Nidegger Yves · Nationalrat · 2016-12-05
Nidegger Yves · Nationalrat · Genf · Fraktion der Schweizerischen Volkspartei · 2016-12-05
Wortprotokoll
Il faut user du droit international avec modération si on veut lui conserver sa dignité, son sens, son efficacité et, pourquoi pas, sa solennité. Lorsque des personnes ou des familles ne peuvent résoudre un problème à leur échelle, c'est la commune qui s'en charge. Lorsque les communes ne sont pas la bonne échelle, on passe au droit cantonal. Lorsque les cantons doivent voir plus large, ils font des concordats intercantonaux et, lorsque cela ne suffit pas, la compétence est donnée à la Confédération. Lorsque la Confédération n'est pas la bonne échelle parce que le problème est international, il faut alors - et seulement alors - recourir au droit international. On se demande bien quel problème non résolu en Suisse, en termes de protection des enfants, exigerait que la Suisse s'affilie à un protocole qui permet la mise sur pied d'un dispositif de la compétence du Comité des droits de l'enfant des Nations Unies pour enquêter lorsque quelque chose aurait échappé au système suisse de surveillance de la protection des enfants.

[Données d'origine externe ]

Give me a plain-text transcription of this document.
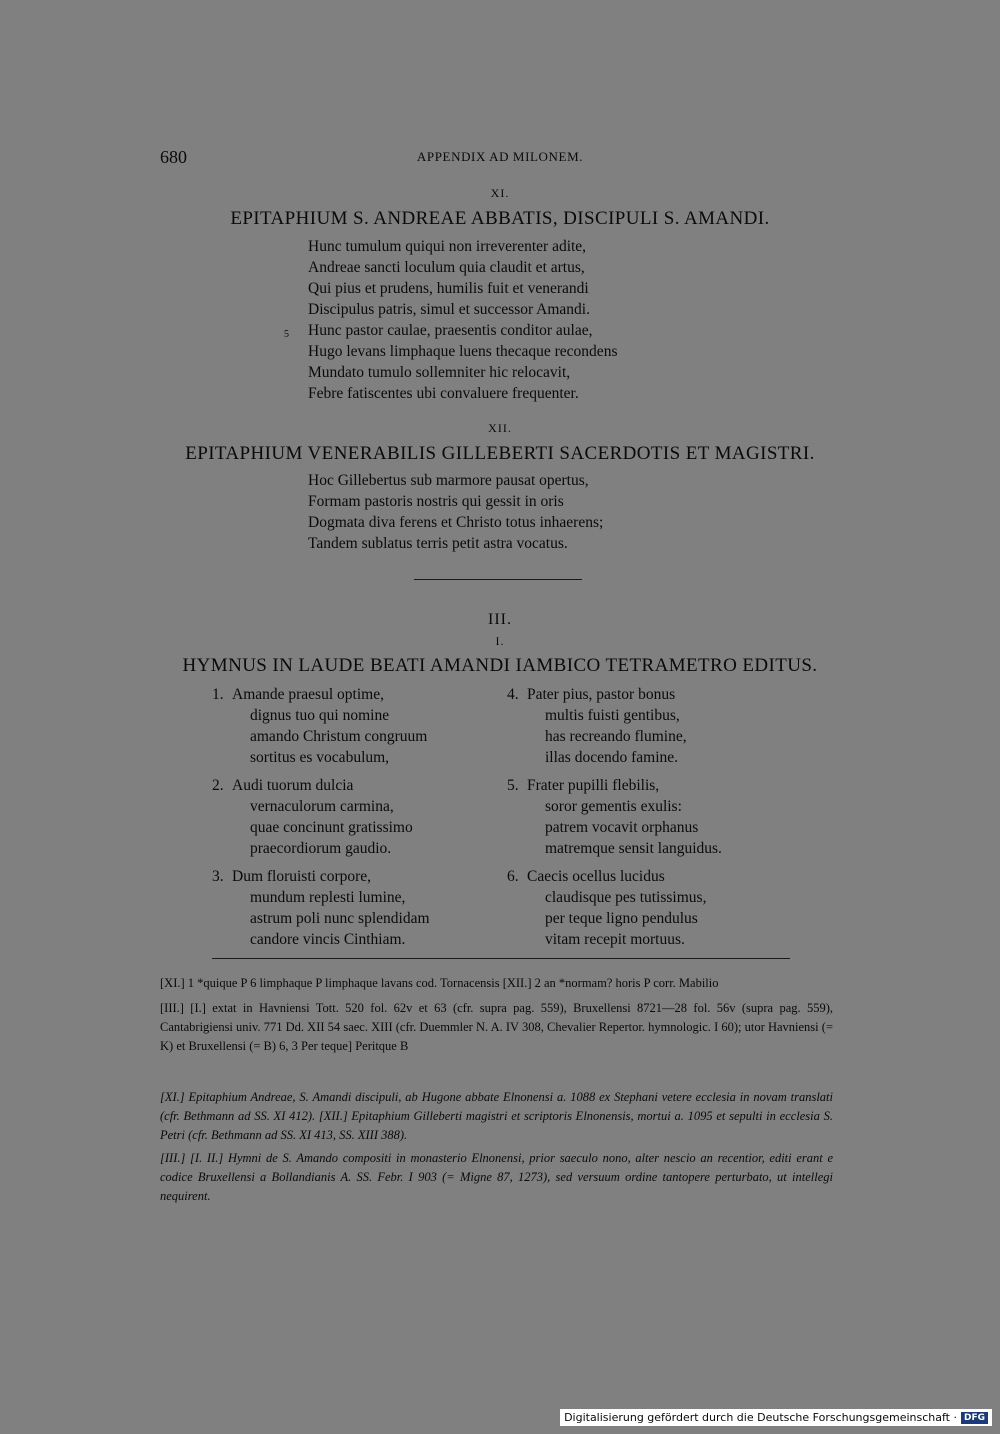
680	APPENDIX AD MILONEM.
XI.
EPITAPHIUM S. ANDREAE ABBATIS, DISCIPULI S. AMANDI.
Hunc tumulum quiqui non irreverenter adite,
Andreae sancti loculum quia claudit et artus,
Qui pius et prudens, humilis fuit et venerandi
Discipulus patris, simul et successor Amandi.
5 Hunc pastor caulae, praesentis conditor aulae,
Hugo levans limphaque luens thecaque recondens
Mundato tumulo sollemniter hic relocavit,
Febre fatiscentes ubi convaluere frequenter.
XII.
EPITAPHIUM VENERABILIS GILLEBERTI SACERDOTIS ET MAGISTRI.
Hoc Gillebertus sub marmore pausat opertus,
Formam pastoris nostris qui gessit in oris
Dogmata diva ferens et Christo totus inhaerens;
Tandem sublatus terris petit astra vocatus.
III.
I.
HYMNUS IN LAUDE BEATI AMANDI IAMBICO TETRAMETRO EDITUS.
1. Amande praesul optime,
dignus tuo qui nomine
amando Christum congruum
sortitus es vocabulum,
2. Audi tuorum dulcia
vernaculorum carmina,
quae concinunt gratissimo
praecordiorum gaudio.
3. Dum floruisti corpore,
mundum replesti lumine,
astrum poli nunc splendidam
candore vincis Cinthiam.
4. Pater pius, pastor bonus
multis fuisti gentibus,
has recreando flumine,
illas docendo famine.
5. Frater pupilli flebilis,
soror gementis exulis:
patrem vocavit orphanus
matremque sensit languidus.
6. Caecis ocellus lucidus
claudisque pes tutissimus,
per teque ligno pendulus
vitam recepit mortuus.
[XI.] 1 *quique P 6 limphaque P limphaque lavans cod. Tornacensis [XII.] 2 an *normam? horis P corr. Mabilio
[III.] [I.] extat in Havniensi Tott. 520 fol. 62v et 63 (cfr. supra pag. 559), Bruxellensi 8721—28 fol. 56v (supra pag. 559), Cantabrigiensi univ. 771 Dd. XII 54 saec. XIII (cfr. Duemmler N. A. IV 308, Chevalier Repertor. hymnologic. I 60); utor Havniensi (= K) et Bruxellensi (= B) 6, 3 Per teque] Peritque B
[XI.] Epitaphium Andreae, S. Amandi discipuli, ab Hugone abbate Elnonensi a. 1088 ex Stephani vetere ecclesia in novam translati (cfr. Bethmann ad SS. XI 412). [XII.] Epitaphium Gilleberti magistri et scriptoris Elnonensis, mortui a. 1095 et sepulti in ecclesia S. Petri (cfr. Bethmann ad SS. XI 413, SS. XIII 388).
[III.] [I. II.] Hymni de S. Amando compositi in monasterio Elnonensi, prior saeculo nono, alter nescio an recentior, editi erant e codice Bruxellensi a Bollandianis A. SS. Febr. I 903 (= Migne 87, 1273), sed versuum ordine tantopere perturbato, ut intellegi nequirent.
Digitalisierung gefördert durch die Deutsche Forschungsgemeinschaft · DFG
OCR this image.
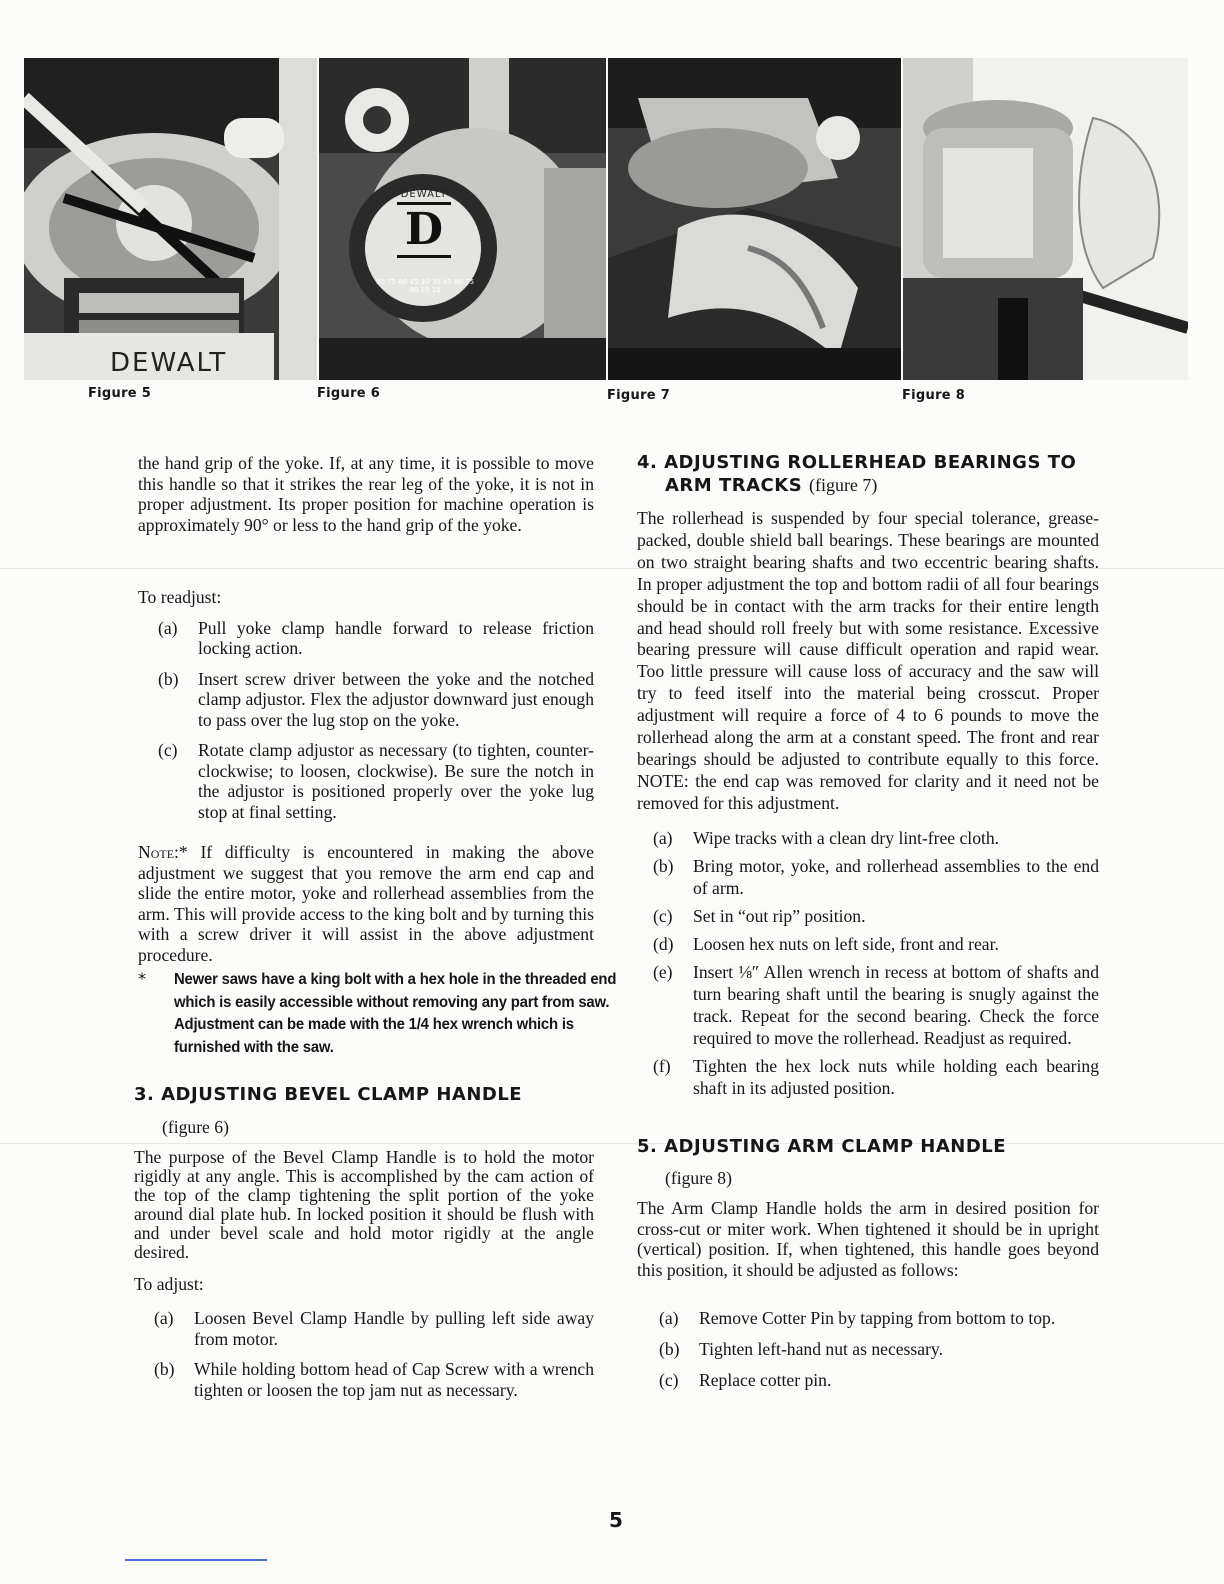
DEWALT
DEWALT
D
90 75 60 45 30 30 45 60 75 90 15 15
Figure 5	Figure 6	Figure 7	Figure 8

the hand grip of the yoke. If, at any time, it is possible to move this handle so that it strikes the rear leg of the yoke, it is not in proper adjustment. Its proper position for machine operation is approximately 90° or less to the hand grip of the yoke.

To readjust:
(a) Pull yoke clamp handle forward to release friction locking action.
(b) Insert screw driver between the yoke and the notched clamp adjustor. Flex the adjustor downward just enough to pass over the lug stop on the yoke.
(c) Rotate clamp adjustor as necessary (to tighten, counter-clockwise; to loosen, clockwise). Be sure the notch in the adjustor is positioned properly over the yoke lug stop at final setting.

Note:* If difficulty is encountered in making the above adjustment we suggest that you remove the arm end cap and slide the entire motor, yoke and rollerhead assemblies from the arm. This will provide access to the king bolt and by turning this with a screw driver it will assist in the above adjustment procedure.

* Newer saws have a king bolt with a hex hole in the threaded end which is easily accessible without removing any part from saw. Adjustment can be made with the 1/4 hex wrench which is furnished with the saw.
3. ADJUSTING BEVEL CLAMP HANDLE
(figure 6)

The purpose of the Bevel Clamp Handle is to hold the motor rigidly at any angle. This is accomplished by the cam action of the top of the clamp tightening the split portion of the yoke around dial plate hub. In locked position it should be flush with and under bevel scale and hold motor rigidly at the angle desired.

To adjust:
(a) Loosen Bevel Clamp Handle by pulling left side away from motor.
(b) While holding bottom head of Cap Screw with a wrench tighten or loosen the top jam nut as necessary.
4. ADJUSTING ROLLERHEAD BEARINGS TO
ARM TRACKS (figure 7)

The rollerhead is suspended by four special tolerance, grease-packed, double shield ball bearings. These bearings are mounted on two straight bearing shafts and two eccentric bearing shafts. In proper adjustment the top and bottom radii of all four bearings should be in contact with the arm tracks for their entire length and head should roll freely but with some resistance. Excessive bearing pressure will cause difficult operation and rapid wear. Too little pressure will cause loss of accuracy and the saw will try to feed itself into the material being crosscut. Proper adjustment will require a force of 4 to 6 pounds to move the rollerhead along the arm at a constant speed. The front and rear bearings should be adjusted to contribute equally to this force. NOTE: the end cap was removed for clarity and it need not be removed for this adjustment.

(a) Wipe tracks with a clean dry lint-free cloth.
(b) Bring motor, yoke, and rollerhead assemblies to the end of arm.
(c) Set in “out rip” position.
(d) Loosen hex nuts on left side, front and rear.
(e) Insert ⅛″ Allen wrench in recess at bottom of shafts and turn bearing shaft until the bearing is snugly against the track. Repeat for the second bearing. Check the force required to move the rollerhead. Readjust as required.
(f) Tighten the hex lock nuts while holding each bearing shaft in its adjusted position.
5. ADJUSTING ARM CLAMP HANDLE
(figure 8)

The Arm Clamp Handle holds the arm in desired position for cross-cut or miter work. When tightened it should be in upright (vertical) position. If, when tightened, this handle goes beyond this position, it should be adjusted as follows:

(a) Remove Cotter Pin by tapping from bottom to top.
(b) Tighten left-hand nut as necessary.
(c) Replace cotter pin.
5
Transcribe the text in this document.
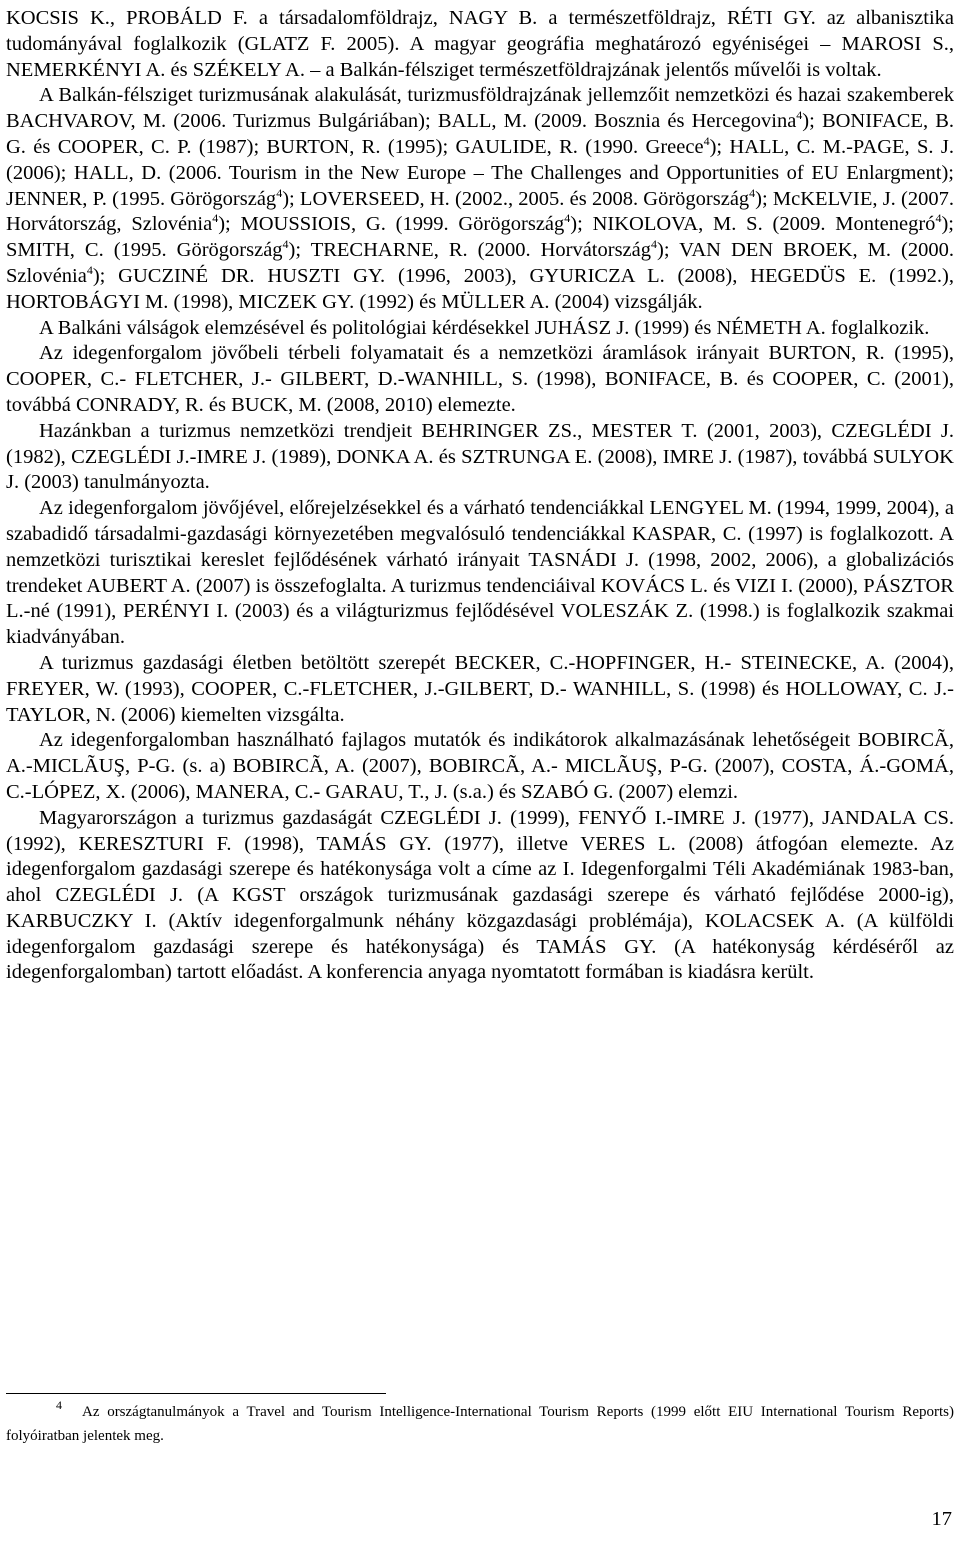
KOCSIS K., PROBÁLD F. a társadalomföldrajz, NAGY B. a természetföldrajz, RÉTI GY. az albanisztika tudományával foglalkozik (GLATZ F. 2005). A magyar geográfia meghatározó egyéniségei – MAROSI S., NEMERKÉNYI A. és SZÉKELY A. – a Balkán-félsziget természetföldrajzának jelentős művelői is voltak.

A Balkán-félsziget turizmusának alakulását, turizmusföldrajzának jellemzőit nemzetközi és hazai szakemberek BACHVAROV, M. (2006. Turizmus Bulgáriában); BALL, M. (2009. Bosznia és Hercegovina$^4$); BONIFACE, B. G. és COOPER, C. P. (1987); BURTON, R. (1995); GAULIDE, R. (1990. Greece$^4$); HALL, C. M.-PAGE, S. J. (2006); HALL, D. (2006. Tourism in the New Europe – The Challenges and Opportunities of EU Enlargment); JENNER, P. (1995. Görögország$^4$); LOVERSEED, H. (2002., 2005. és 2008. Görögország$^4$); McKELVIE, J. (2007. Horvátország, Szlovénia$^4$); MOUSSIOIS, G. (1999. Görögország$^4$); NIKOLOVA, M. S. (2009. Montenegró$^4$); SMITH, C. (1995. Görögország$^4$); TRECHARNE, R. (2000. Horvátország$^4$); VAN DEN BROEK, M. (2000. Szlovénia$^4$); GUCZINÉ DR. HUSZTI GY. (1996, 2003), GYURICZA L. (2008), HEGEDÜS E. (1992.), HORTOBÁGYI M. (1998), MICZEK GY. (1992) és MÜLLER A. (2004) vizsgálják.

A Balkáni válságok elemzésével és politológiai kérdésekkel JUHÁSZ J. (1999) és NÉMETH A. foglalkozik.

Az idegenforgalom jövőbeli térbeli folyamatait és a nemzetközi áramlások irányait BURTON, R. (1995), COOPER, C.- FLETCHER, J.- GILBERT, D.-WANHILL, S. (1998), BONIFACE, B. és COOPER, C. (2001), továbbá CONRADY, R. és BUCK, M. (2008, 2010) elemezte.

Hazánkban a turizmus nemzetközi trendjeit BEHRINGER ZS., MESTER T. (2001, 2003), CZEGLÉDI J. (1982), CZEGLÉDI J.-IMRE J. (1989), DONKA A. és SZTRUNGA E. (2008), IMRE J. (1987), továbbá SULYOK J. (2003) tanulmányozta.

Az idegenforgalom jövőjével, előrejelzésekkel és a várható tendenciákkal LENGYEL M. (1994, 1999, 2004), a szabadidő társadalmi-gazdasági környezetében megvalósuló tendenciákkal KASPAR, C. (1997) is foglalkozott. A nemzetközi turisztikai kereslet fejlődésének várható irányait TASNÁDI J. (1998, 2002, 2006), a globalizációs trendeket AUBERT A. (2007) is összefoglalta. A turizmus tendenciáival KOVÁCS L. és VIZI I. (2000), PÁSZTOR L.-né (1991), PERÉNYI I. (2003) és a világturizmus fejlődésével VOLESZÁK Z. (1998.) is foglalkozik szakmai kiadványában.

A turizmus gazdasági életben betöltött szerepét BECKER, C.-HOPFINGER, H.- STEINECKE, A. (2004), FREYER, W. (1993), COOPER, C.-FLETCHER, J.-GILBERT, D.- WANHILL, S. (1998) és HOLLOWAY, C. J.-TAYLOR, N. (2006) kiemelten vizsgálta.

Az idegenforgalomban használható fajlagos mutatók és indikátorok alkalmazásának lehetőségeit BOBIRCÃ, A.-MICLÃUŞ, P-G. (s. a) BOBIRCÃ, A. (2007), BOBIRCÃ, A.- MICLÃUŞ, P-G. (2007), COSTA, Á.-GOMÁ, C.-LÓPEZ, X. (2006), MANERA, C.- GARAU, T., J. (s.a.) és SZABÓ G. (2007) elemzi.

Magyarországon a turizmus gazdaságát CZEGLÉDI J. (1999), FENYŐ I.-IMRE J. (1977), JANDALA CS. (1992), KERESZTURI F. (1998), TAMÁS GY. (1977), illetve VERES L. (2008) átfogóan elemezte. Az idegenforgalom gazdasági szerepe és hatékonysága volt a címe az I. Idegenforgalmi Téli Akadémiának 1983-ban, ahol CZEGLÉDI J. (A KGST országok turizmusának gazdasági szerepe és várható fejlődése 2000-ig), KARBUCZKY I. (Aktív idegenforgalmunk néhány közgazdasági problémája), KOLACSEK A. (A külföldi idegenforgalom gazdasági szerepe és hatékonysága) és TAMÁS GY. (A hatékonyság kérdéséről az idegenforgalomban) tartott előadást. A konferencia anyaga nyomtatott formában is kiadásra került.

$^4$ Az országtanulmányok a Travel and Tourism Intelligence-International Tourism Reports (1999 előtt EIU International Tourism Reports) folyóiratban jelentek meg.
17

La convention, elle-même, la Suisse l'a adoptée. Elle imprègne toutes les institutions: les écoles primaires, qui apprennent aux jeunes enfants quels sont leurs droits en les leur faisant scander, ce que les enfants ne manquent pas de répéter à leurs parents lorsqu'ils rentrent de l'école; les offices cantonaux de protection de la jeunesse et l'ensemble de nos tribunaux, jusqu'au tribunal fédéral. On voit mal, en termes de protection, ce qui pourrait échapper à un système qui a si bien intégré le droit conventionnel, qui, de toute façon, fait partie de l'ADN de la volonté constitutionnelle suisse.
A quoi servirait-il donc à la Suisse d'adopter un système qui permettrait à des Etats de dénoncer d'autres Etats, sachant que pour que ce système soit effectif, il faut aussi, en cas de requête individuelle, remonter jusqu'à l'épuisement de toutes les procédures internes? En effet, ce sont précisément les pays les moins bien équipés en termes de procédures internes - au contraire de la Suisse - qui, peut-être, léseront les droits de l'enfant, et ce sont ceux-là mêmes qui ne permettront pas au système de fonctionner.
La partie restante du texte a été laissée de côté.